Mientras estudiaba Comunicación Social, Selva Almada decidió que se dedicaría de lleno a la literatura. Oriunda de la provincia de Entre Ríos, Argentina, la escritora liberó en 2003 un libro de poesía titulado Mal de muñecas, seguido por Niños (2005), y Una chica de provincia (2007). Con El viento que arrasa (2012) sacudió el panorama literario con un escenario copado por personajes pueblerinos que sobreviven “al sol calcinante de la siesta”. Entonces vino Ladrilleros (2013), una novela en la que sus protagonistas agonizan desde el comienzo tras herirse en una pelea a cuchillo. Acá la violencia gatillaba el conflicto, al igual que en su siguiente libro de no ficción Chicas muertas (2014), basado en tres jóvenes mujeres de provincia asesinadas en los años ochenta, temática que llegó a sus oídos a los 13, cuando en la radio de su municipio escuchó el caso de Andrea Danne, apuñalada encima de su cama a los 19 años.
Con este prolífico recorrido y su último trabajo bajo el brazo –El mono en el remolino: Notas del Rodaje de Zama de Lucrecia Martel- Almada se acerca a Valparaíso para participar en la octava versión del Festival Puerto de Ideas. Titulado Tres voces y una tribu: Literatura joven latinoamericana este diálogo reunirá a Almada con la escritora chilena María José Navia y el cronista cubano Carlos Manuel Álvarez, para hablar de aquellos discursos que desde la cotidianidad pueden volverse políticos, iluminando así la existencia de un continente.

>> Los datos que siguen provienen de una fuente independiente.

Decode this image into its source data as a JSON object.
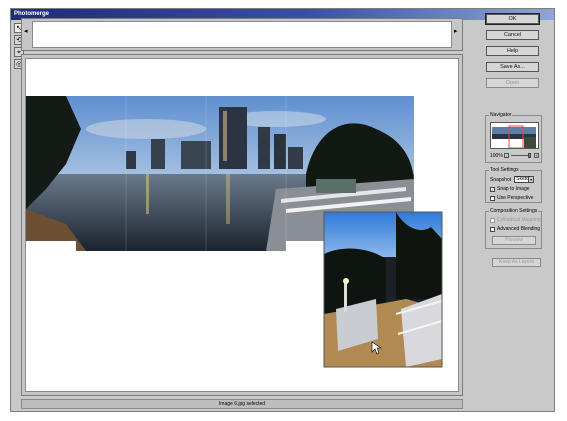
{
  "window": {
    "title": "Photomerge"
  },
  "tools": [
    {
      "name": "select-image-tool",
      "glyph": "↖",
      "active": true
    },
    {
      "name": "rotate-image-tool",
      "glyph": "⟲",
      "active": false
    },
    {
      "name": "set-vanishing-point-tool",
      "glyph": "⌖",
      "active": false
    },
    {
      "name": "zoom-tool",
      "glyph": "◎",
      "active": false
    }
  ],
  "lightbox": {
    "left_arrow": "◂",
    "right_arrow": "▸"
  },
  "buttons": {
    "ok": "OK",
    "cancel": "Cancel",
    "help": "Help",
    "save_as": "Save As...",
    "open": "Open",
    "keep_as_layers": "Keep As Layers"
  },
  "navigator": {
    "title": "Navigator",
    "zoom_percent": "100%",
    "zoom_out_glyph": "-",
    "zoom_in_glyph": "+"
  },
  "tool_settings": {
    "title": "Tool Settings",
    "snapshot_label": "Snapshot",
    "snapshot_value": "Sketch",
    "snap_to_image": "Snap to Image",
    "snap_to_image_checked": true,
    "use_perspective": "Use Perspective",
    "use_perspective_checked": false
  },
  "composition": {
    "title": "Composition Settings",
    "cylindrical_mapping": "Cylindrical Mapping",
    "cylindrical_mapping_checked": false,
    "advanced_blending": "Advanced Blending",
    "advanced_blending_checked": false,
    "preview": "Preview"
  },
  "status": {
    "text": "Image 6.jpg selected"
  },
  "colors": {
    "title_bar": "#1f2a78",
    "sky": "#6f9fd6",
    "water": "#2f3a48",
    "night": "#1d2530"
  }
}
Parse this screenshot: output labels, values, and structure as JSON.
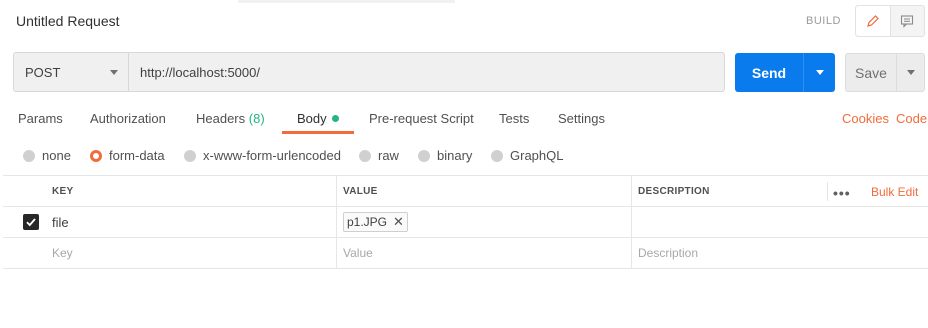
{
  "header": {
    "title": "Untitled Request",
    "build_label": "BUILD"
  },
  "request": {
    "method": "POST",
    "url": "http://localhost:5000/",
    "send_label": "Send",
    "save_label": "Save"
  },
  "tabs": [
    {
      "label": "Params"
    },
    {
      "label": "Authorization"
    },
    {
      "label": "Headers",
      "count": "(8)"
    },
    {
      "label": "Body",
      "active": true
    },
    {
      "label": "Pre-request Script"
    },
    {
      "label": "Tests"
    },
    {
      "label": "Settings"
    }
  ],
  "right_links": {
    "cookies": "Cookies",
    "code": "Code"
  },
  "body_types": [
    {
      "label": "none",
      "selected": false
    },
    {
      "label": "form-data",
      "selected": true
    },
    {
      "label": "x-www-form-urlencoded",
      "selected": false
    },
    {
      "label": "raw",
      "selected": false
    },
    {
      "label": "binary",
      "selected": false
    },
    {
      "label": "GraphQL",
      "selected": false
    }
  ],
  "table": {
    "headers": {
      "key": "KEY",
      "value": "VALUE",
      "description": "DESCRIPTION",
      "bulk_edit": "Bulk Edit",
      "more": "•••"
    },
    "rows": [
      {
        "checked": true,
        "key": "file",
        "value_file": "p1.JPG",
        "remove": "✕",
        "description": ""
      }
    ],
    "placeholders": {
      "key": "Key",
      "value": "Value",
      "description": "Description"
    }
  },
  "colors": {
    "accent": "#f26b3a",
    "send": "#097bed",
    "green": "#26b47f"
  }
}
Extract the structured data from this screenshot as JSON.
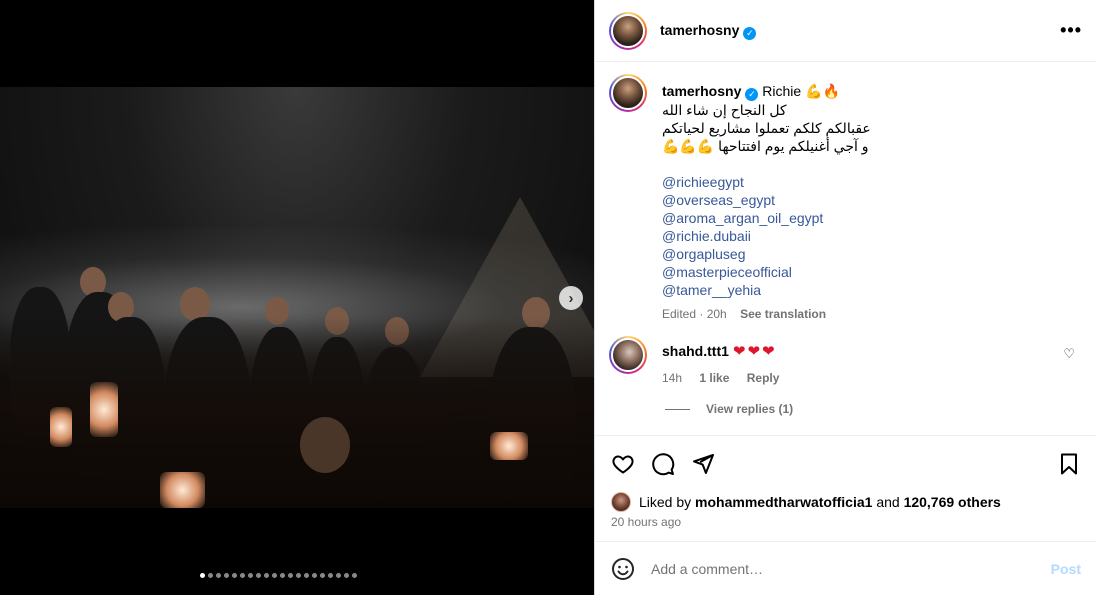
{
  "media": {
    "next_label": "›",
    "slide_count": 20,
    "active_slide": 1
  },
  "header": {
    "username": "tamerhosny",
    "verified": "✓",
    "more": "•••"
  },
  "caption": {
    "username": "tamerhosny",
    "verified": "✓",
    "first_text": "Richie 💪🔥",
    "line1": "كل النجاح إن شاء الله",
    "line2": "عقبالكم كلكم تعملوا مشاريع لحياتكم",
    "line3": "و آجي أغنيلكم يوم افتتاحها 💪💪💪",
    "mentions": [
      "@richieegypt",
      "@overseas_egypt",
      "@aroma_argan_oil_egypt",
      "@richie.dubaii",
      "@orgapluseg",
      "@masterpieceofficial",
      "@tamer__yehia"
    ],
    "edited": "Edited · 20h",
    "see_translation": "See translation"
  },
  "comment": {
    "username": "shahd.ttt1",
    "text": "❤❤❤",
    "time": "14h",
    "likes": "1 like",
    "reply": "Reply",
    "heart": "♡",
    "view_replies": "View replies (1)"
  },
  "actions": {
    "liked_prefix": "Liked by ",
    "liked_user": "mohammedtharwatofficia1",
    "liked_and": " and ",
    "liked_others": "120,769 others",
    "time": "20 hours ago"
  },
  "add_comment": {
    "placeholder": "Add a comment…",
    "post": "Post"
  }
}
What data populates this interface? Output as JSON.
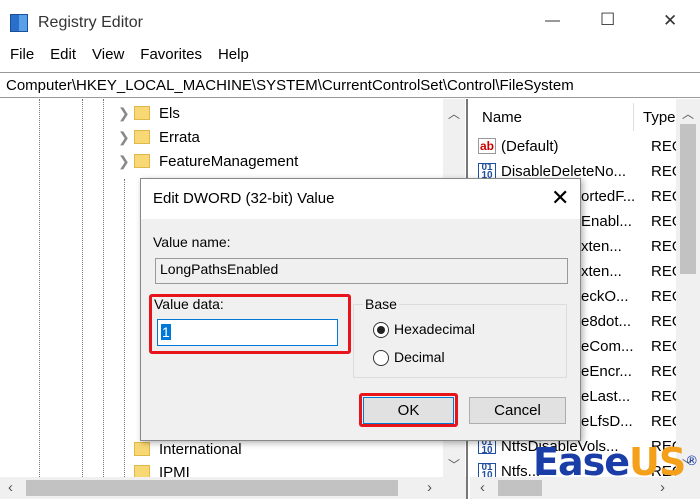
{
  "window": {
    "title": "Registry Editor",
    "minimize": "—",
    "maximize": "☐",
    "close": "✕"
  },
  "menu": [
    "File",
    "Edit",
    "View",
    "Favorites",
    "Help"
  ],
  "address": "Computer\\HKEY_LOCAL_MACHINE\\SYSTEM\\CurrentControlSet\\Control\\FileSystem",
  "tree": [
    {
      "label": "Els",
      "expandable": true
    },
    {
      "label": "Errata",
      "expandable": true
    },
    {
      "label": "FeatureManagement",
      "expandable": true
    },
    {
      "label": "International",
      "expandable": false
    },
    {
      "label": "IPMI",
      "expandable": false
    }
  ],
  "list": {
    "headers": {
      "name": "Name",
      "type": "Type"
    },
    "rows": [
      {
        "name": "(Default)",
        "type": "REG_",
        "icon": "ab"
      },
      {
        "name": "DisableDeleteNo...",
        "type": "REG_",
        "icon": "bin"
      },
      {
        "name": "ortedF...",
        "type": "REG_",
        "icon": "bin"
      },
      {
        "name": "Enabl...",
        "type": "REG_",
        "icon": "bin"
      },
      {
        "name": "xten...",
        "type": "REG_",
        "icon": "bin"
      },
      {
        "name": "xten...",
        "type": "REG_",
        "icon": "bin"
      },
      {
        "name": "eckO...",
        "type": "REG_",
        "icon": "bin"
      },
      {
        "name": "e8dot...",
        "type": "REG_",
        "icon": "bin"
      },
      {
        "name": "eCom...",
        "type": "REG_",
        "icon": "bin"
      },
      {
        "name": "eEncr...",
        "type": "REG_",
        "icon": "bin"
      },
      {
        "name": "eLast...",
        "type": "REG_",
        "icon": "bin"
      },
      {
        "name": "eLfsD...",
        "type": "REG_",
        "icon": "bin"
      },
      {
        "name": "NtfsDisableVols...",
        "type": "REG_",
        "icon": "bin"
      },
      {
        "name": "Ntfs...",
        "type": "REG_",
        "icon": "bin"
      }
    ]
  },
  "dialog": {
    "title": "Edit DWORD (32-bit) Value",
    "value_name_label": "Value name:",
    "value_name": "LongPathsEnabled",
    "value_data_label": "Value data:",
    "value_data": "1",
    "base_label": "Base",
    "hex_label": "Hexadecimal",
    "dec_label": "Decimal",
    "base_selected": "Hexadecimal",
    "ok": "OK",
    "cancel": "Cancel"
  },
  "watermark": {
    "text_a": "Ease",
    "text_b": "US",
    "reg": "®"
  },
  "colors": {
    "highlight": "#e8141c",
    "logo_blue": "#1a3da8",
    "logo_orange": "#f5a01a"
  }
}
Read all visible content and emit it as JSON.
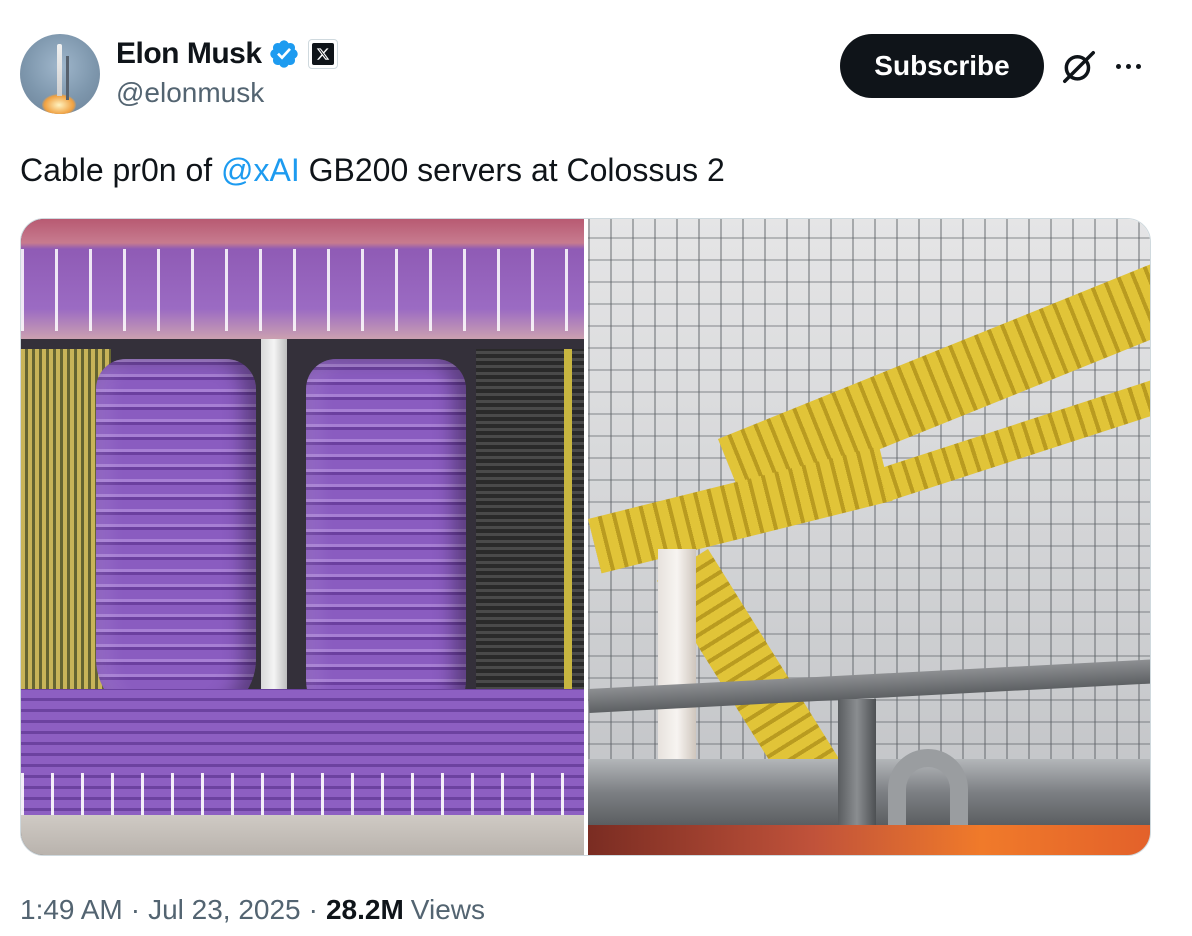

Ella misma no ha estado ajena a ese ejercicio; a plasmar en sus textos la realidad barrial, a poner su lupa en la violencia de género, a dejar registro de las divagaciones existenciales de quien habita la provincia. Su propuesta es lúcida e incómoda, y no deja de mutar. “Creo que la obra de una escritora está siempre en construcción; siento que cada libro o cada texto suelto que escribo tiene que tener un vaso comunicante con lo anterior pero también ser una especie de salto al vacío. La escritura tiene que generar (me) incomodidad y ser interpelación constante. Todo lo que escribí los primeros años, una década casi hasta que empecé a publicar fueron un camino de entrenamiento. Pero como ocurre con cualquier tipo de entrenamiento, no termina nunca; si me detengo, la escritura se cristaliza. Trato de escribir siempre un libro nuevo, como si empezara de cero”.
En tu literatura se presenta reiteradamente la fatalidad; los femicidios sin resolver, el carneo de un chancho, la muerte del personaje Cacho… ¿qué importancia tiene este concepto en tu trabajo?
La muerte es uno de los grandes temas de la literatura universal y yo no soy ajena a esa fascinación que provoca y ha provocado en los escritores que me precedieron, en los que están escribiendo al mismo tiempo que yo. Después de todo la vida no es si no el recorrido hacia la muerte. La fatalidad también juega en ese sentido en muchos de mis textos, en los que nombrás, por ejemplo. ¿Por qué fue asesinada aquella mujer y no yo? Yo tenía la misma cantidad de posibilidades que ella, sólo tuve un poco más de suerte (por ahora).
Otro tópico recurrente es la infancia. ¿Qué guardas de esos años?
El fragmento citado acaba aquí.